Ertesi gün Gölcük' e doğru yola çıktık yaklaşık yarım saat sonra Gölcük'e ulaştık. her yerin ayrı bir büyüsü var gerçekten ne güzel ne büyüleyici bir coğrafyaymış. O çok beklediğimiz kar'a sonunda kavuştuk gölün etrafını yerdeki kaygan buzlara rağmen zevkle geçtik. Eylül kar aşkıyla bebek arabasından inmek için çok ağladı en sonunda yerdeki buzlardan kurtulur kurtulmaz karla buluştu.

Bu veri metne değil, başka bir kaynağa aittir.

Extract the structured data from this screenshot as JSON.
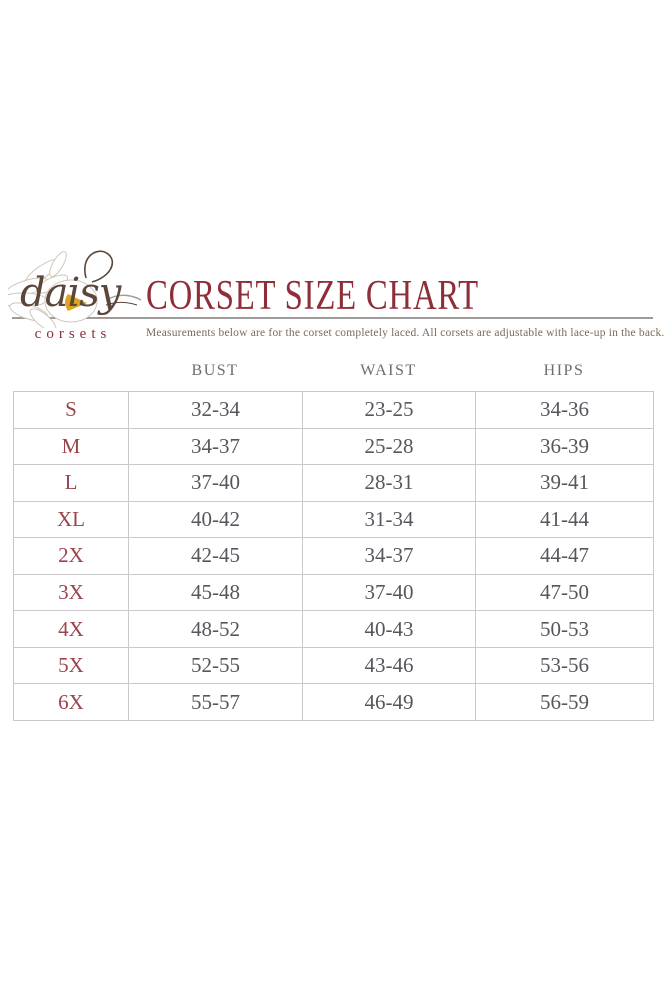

Gölcükten yola çıktık ve rotamızı yedigöllere çevirdik. Ahhh nasıl bir cennet orası... Yollar çok karlı ve kaygandı gidene kadar çok zorlandık ama gidince herşeye değdi. Kesinlikle sonbahar ve ilkbaharda tekrar gidilmesi gereken bir yer. Eylül ilk gittiğimizde uyuyordu kısa bir süre sonra uyandı ve kafasından dökülen yapraklara bayıldı :) yapraklarla olan aşkı ayakkabısına yapışan yaprakla savaşı başlayınca herşey sona erdi. :))
Pazartesi sabahı kahvaltımızı yapıp yola çıktık. Arkamızda harika anılar ve burada olmayan daha nice fotoğraflar bıraktık. Eğer Abant ve çevresine gitmediyseniz muhakkak ziyaret edin. Favorimiz kesinlikle Yedigöller oldu ve kesinlikle tekrar (başka bir mevsimde) ziyaret etmek istiyoruz.